A orillas del Cantábrico, mar y montaña cohabitan. Cuales divas, compiten por mostrar su grandeza a moradores y foráneos formando cuadros espléndidos, pero rara vez se funden, más bien se complementan. Separadas por arenales, roquedales y acantilados, en un eterno velar, nunca se pierden de vista siempre atentas a copar el primer plano. Hasta en los días encapotados y cuando las nieblas difuminan los paisajes con sus velos, ambas dejan sentir su presencia. Sólo la inmensidad del cielo, con sus amaneceres y crepúsculos puede restarles protagonismo pero no eclipsarlas, pues aún caída la noche, luciendo el firmamento todo su esplendor, mar y montaña hacen para dejarse ver.
Pero siendo grande su poderío, no lo es tanto como para decidir cuál será la prima donna en cada temporada. Otros son los actores que les marcan los tempos y, entre ellos, no menor es el papel de los espectadores. Así, en la temporada veraniega en la que nos encontramos, son los nómadas estivales que se allegan al Cantábrico en busca de aires frescos los que deciden las prelaciones. Cierto es que la montaña atrae a muchos, pero basta adentrase un poco desde la costa para sentir sus soledades. Es la mar, con los cantos de sus tentadoras playas, la que acapara mayor atención. Y no es que los trinos y sones de montes y valles pierdan en el estío su voz ni aminoren sus galas, es que, cuando el sol brilla, el astro rey pone su foco en las doradas arenas y cristalinas aguas sublimando los encantos de la mar.
Terciando el verano, a medida que la luz pierde fuerza, los días se acortan y los nómadas van marchando en retirada, la montaña va recuperando el primer plano. No es que la mar deje de tener días de gloria que los brinda y cuando se dan son magníficos, es más bien que la montaña se hace más presente. Poco a poco, sin previo aviso comienza amudar sus vestidos y entre los mil tonos de verde surgen matices dorados y ocres cuyas avanzadillas, como los maizales, invitan a tornar la mirada de la mar al monte.
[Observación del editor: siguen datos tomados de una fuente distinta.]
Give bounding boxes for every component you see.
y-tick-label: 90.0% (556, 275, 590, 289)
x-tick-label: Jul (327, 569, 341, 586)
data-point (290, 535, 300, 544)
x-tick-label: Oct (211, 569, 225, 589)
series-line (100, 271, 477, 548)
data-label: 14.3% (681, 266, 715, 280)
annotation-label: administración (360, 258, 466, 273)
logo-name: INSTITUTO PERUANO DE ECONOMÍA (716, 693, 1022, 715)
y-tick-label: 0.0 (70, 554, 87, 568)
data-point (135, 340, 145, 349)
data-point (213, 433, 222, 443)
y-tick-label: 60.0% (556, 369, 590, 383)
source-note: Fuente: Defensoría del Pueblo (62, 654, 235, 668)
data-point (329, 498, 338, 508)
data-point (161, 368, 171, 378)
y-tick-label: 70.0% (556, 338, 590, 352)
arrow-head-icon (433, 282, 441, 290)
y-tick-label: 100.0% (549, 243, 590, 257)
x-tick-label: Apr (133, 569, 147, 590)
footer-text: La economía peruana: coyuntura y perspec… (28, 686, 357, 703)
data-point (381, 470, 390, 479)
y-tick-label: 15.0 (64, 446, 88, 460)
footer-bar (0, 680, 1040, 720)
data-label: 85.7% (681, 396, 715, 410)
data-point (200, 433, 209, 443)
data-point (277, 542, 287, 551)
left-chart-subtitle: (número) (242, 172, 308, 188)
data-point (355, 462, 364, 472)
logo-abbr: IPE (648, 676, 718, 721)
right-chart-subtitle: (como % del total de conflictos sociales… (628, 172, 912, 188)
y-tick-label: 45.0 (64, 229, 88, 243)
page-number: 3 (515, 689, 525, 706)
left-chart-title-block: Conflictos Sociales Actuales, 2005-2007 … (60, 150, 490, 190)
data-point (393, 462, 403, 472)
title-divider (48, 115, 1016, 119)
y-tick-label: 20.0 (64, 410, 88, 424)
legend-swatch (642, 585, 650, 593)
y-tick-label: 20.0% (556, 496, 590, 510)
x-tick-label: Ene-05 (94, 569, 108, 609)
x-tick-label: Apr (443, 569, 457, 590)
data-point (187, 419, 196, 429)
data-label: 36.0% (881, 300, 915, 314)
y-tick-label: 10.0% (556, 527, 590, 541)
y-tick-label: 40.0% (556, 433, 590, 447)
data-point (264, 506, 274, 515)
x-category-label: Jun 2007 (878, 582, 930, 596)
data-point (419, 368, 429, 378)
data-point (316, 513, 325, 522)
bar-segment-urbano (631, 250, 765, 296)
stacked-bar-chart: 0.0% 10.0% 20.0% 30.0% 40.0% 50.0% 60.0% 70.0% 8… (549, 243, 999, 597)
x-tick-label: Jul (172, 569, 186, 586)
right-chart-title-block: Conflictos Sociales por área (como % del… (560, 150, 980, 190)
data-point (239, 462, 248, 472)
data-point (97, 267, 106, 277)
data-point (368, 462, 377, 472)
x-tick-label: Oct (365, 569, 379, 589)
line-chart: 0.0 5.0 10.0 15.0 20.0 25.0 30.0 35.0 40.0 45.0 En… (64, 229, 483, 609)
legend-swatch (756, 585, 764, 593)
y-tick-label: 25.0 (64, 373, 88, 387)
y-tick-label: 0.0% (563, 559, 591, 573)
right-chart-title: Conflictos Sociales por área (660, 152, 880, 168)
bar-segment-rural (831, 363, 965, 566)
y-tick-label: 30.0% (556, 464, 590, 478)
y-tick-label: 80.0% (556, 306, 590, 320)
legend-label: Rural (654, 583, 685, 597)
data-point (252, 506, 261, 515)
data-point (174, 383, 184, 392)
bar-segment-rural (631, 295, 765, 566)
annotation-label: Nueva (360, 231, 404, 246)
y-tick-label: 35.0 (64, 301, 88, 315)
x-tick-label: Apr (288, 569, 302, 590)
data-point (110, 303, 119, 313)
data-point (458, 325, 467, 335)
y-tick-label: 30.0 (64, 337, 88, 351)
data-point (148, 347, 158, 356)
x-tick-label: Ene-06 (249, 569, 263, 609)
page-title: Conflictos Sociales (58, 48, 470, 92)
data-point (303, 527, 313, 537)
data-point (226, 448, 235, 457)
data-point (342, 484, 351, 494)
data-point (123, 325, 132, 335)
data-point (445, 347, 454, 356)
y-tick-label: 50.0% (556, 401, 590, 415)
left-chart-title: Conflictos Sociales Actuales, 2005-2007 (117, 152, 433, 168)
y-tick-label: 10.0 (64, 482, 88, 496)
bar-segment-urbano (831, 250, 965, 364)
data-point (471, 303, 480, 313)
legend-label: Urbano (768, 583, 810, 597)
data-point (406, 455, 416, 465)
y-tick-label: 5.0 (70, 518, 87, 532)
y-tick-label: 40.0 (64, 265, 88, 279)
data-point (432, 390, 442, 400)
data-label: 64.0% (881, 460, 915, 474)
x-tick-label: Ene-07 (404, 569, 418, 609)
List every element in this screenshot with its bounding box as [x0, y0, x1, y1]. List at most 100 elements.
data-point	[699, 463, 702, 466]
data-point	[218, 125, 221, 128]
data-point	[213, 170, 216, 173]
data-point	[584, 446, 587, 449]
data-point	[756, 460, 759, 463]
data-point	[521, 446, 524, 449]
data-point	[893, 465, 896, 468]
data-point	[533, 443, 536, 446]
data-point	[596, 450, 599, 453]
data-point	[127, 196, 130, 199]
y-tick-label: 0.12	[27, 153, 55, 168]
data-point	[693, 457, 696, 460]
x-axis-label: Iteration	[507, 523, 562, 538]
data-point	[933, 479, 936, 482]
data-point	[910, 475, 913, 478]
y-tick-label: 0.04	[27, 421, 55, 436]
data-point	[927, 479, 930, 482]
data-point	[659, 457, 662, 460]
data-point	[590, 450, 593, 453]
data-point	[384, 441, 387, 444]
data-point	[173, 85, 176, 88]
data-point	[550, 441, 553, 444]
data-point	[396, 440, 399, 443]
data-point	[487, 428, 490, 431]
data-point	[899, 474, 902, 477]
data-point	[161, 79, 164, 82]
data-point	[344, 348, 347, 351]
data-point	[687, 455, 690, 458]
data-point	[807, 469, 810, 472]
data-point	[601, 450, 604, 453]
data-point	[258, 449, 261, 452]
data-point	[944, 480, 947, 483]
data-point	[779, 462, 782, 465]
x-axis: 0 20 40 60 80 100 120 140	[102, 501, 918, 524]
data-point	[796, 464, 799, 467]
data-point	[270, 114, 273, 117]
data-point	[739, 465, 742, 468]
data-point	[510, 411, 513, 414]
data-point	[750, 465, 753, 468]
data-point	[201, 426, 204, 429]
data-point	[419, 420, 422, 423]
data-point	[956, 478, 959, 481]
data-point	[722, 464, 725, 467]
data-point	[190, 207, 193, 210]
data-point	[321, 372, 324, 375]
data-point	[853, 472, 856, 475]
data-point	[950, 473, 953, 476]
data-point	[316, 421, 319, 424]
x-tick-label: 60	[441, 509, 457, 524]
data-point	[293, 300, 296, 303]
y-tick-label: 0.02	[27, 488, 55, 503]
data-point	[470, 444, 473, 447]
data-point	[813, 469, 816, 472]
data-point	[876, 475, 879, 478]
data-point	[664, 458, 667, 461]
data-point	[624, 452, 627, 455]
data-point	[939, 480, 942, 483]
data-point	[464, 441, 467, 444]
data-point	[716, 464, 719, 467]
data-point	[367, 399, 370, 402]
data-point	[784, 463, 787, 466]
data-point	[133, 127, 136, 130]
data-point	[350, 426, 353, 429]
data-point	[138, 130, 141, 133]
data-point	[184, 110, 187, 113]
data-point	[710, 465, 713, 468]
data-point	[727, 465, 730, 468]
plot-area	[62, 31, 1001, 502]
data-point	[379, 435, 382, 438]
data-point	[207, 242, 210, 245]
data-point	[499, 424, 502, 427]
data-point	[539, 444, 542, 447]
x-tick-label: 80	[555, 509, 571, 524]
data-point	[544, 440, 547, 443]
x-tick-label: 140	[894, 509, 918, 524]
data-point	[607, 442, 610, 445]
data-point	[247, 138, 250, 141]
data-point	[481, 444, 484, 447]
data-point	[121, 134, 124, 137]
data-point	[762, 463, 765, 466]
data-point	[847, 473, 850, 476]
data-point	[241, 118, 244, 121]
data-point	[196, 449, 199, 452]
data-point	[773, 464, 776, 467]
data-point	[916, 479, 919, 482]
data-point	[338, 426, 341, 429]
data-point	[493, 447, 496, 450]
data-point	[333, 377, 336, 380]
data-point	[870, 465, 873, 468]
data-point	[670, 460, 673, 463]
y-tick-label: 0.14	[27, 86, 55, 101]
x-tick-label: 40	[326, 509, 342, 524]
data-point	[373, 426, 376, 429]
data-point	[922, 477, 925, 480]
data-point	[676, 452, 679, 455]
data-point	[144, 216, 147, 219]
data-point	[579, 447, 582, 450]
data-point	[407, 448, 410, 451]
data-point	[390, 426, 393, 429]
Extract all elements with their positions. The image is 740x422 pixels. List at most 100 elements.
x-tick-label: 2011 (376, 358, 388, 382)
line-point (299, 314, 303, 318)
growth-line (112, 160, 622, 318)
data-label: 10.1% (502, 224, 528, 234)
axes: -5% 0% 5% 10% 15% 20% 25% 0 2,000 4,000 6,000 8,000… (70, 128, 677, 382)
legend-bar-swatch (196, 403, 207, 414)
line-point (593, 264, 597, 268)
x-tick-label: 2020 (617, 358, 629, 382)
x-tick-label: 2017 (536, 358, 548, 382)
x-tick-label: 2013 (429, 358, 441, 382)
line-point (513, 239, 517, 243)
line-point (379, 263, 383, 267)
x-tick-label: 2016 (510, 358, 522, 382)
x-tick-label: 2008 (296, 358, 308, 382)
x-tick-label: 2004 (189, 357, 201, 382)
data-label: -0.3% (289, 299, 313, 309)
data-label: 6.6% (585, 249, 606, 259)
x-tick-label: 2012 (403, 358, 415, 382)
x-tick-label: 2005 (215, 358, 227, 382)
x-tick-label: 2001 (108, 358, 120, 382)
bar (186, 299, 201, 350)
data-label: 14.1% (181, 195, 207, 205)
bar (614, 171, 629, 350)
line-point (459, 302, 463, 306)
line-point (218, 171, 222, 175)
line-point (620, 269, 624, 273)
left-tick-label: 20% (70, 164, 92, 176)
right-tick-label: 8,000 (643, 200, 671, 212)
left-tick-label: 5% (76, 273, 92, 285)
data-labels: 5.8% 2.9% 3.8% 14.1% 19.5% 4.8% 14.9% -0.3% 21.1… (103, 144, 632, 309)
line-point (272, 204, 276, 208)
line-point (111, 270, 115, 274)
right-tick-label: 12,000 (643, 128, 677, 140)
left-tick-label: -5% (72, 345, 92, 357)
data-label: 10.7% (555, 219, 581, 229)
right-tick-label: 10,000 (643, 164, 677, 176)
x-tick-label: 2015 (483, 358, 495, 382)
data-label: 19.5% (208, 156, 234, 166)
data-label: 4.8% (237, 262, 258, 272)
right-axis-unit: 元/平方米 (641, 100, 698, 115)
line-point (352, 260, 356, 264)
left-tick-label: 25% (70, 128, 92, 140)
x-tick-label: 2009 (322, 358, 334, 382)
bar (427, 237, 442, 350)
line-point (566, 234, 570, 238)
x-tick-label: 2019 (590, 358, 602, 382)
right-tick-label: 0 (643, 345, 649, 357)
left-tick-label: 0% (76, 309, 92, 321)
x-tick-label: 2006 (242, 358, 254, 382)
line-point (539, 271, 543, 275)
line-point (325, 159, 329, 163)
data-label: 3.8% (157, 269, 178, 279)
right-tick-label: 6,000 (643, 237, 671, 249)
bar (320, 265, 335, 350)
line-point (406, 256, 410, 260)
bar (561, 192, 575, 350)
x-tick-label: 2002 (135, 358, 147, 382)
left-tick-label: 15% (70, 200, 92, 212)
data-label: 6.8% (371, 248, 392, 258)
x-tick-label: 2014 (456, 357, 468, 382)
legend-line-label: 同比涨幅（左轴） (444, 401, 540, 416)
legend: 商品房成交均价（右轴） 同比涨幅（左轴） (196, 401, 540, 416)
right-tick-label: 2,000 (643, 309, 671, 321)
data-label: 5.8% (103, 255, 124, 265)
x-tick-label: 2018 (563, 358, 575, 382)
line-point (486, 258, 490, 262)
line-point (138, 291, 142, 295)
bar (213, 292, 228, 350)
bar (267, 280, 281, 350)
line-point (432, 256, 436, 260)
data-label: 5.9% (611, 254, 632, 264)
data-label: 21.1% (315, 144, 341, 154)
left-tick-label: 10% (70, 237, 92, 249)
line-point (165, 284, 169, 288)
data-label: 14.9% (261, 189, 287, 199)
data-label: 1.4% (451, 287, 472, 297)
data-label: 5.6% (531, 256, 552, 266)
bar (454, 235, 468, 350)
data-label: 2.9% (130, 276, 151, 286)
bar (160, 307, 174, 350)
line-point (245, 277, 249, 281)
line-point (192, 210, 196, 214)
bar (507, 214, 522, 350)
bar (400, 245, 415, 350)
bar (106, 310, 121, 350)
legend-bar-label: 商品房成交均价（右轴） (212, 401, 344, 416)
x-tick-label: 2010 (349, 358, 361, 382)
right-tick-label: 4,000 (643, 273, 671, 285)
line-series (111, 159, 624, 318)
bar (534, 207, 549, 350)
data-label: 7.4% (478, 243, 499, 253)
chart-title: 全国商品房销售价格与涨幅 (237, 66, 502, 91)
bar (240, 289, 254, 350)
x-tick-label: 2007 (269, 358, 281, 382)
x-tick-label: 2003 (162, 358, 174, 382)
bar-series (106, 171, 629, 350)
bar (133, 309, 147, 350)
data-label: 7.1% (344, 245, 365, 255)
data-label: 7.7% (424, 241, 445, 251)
Pero no contenta con ello, por si algún bañista tardío sigue ensimismado con los cantos de sirenas, la montaña baja a la costa anunciándose con sus voces y sabores.
Si la festividad del Carmen trajo los ecos de la mar y la de la Ascensión marcó su cénit veraniego, a partir de la Natividad de la Virgen a todas las orillas del Cantábrico van arribando los sones de la montaña. A doquier se suceden concursos de perros de pastor, arrastres de bueyes, ferias de ganado y artesanía, subastas de quesos y otras tantas muestras que de sus riquezas nos trae la montaña. Pareciese como si nos quisiese decir que ya falta poco para que, cuando la mar se vuelva fría y distante, ella estará ahí para acogernos con todo su repertorio otoñal. Y así es que, puntual como siempre, a medida que el estío va tocando a su fin, la montaña vuelve a ser la prima donna.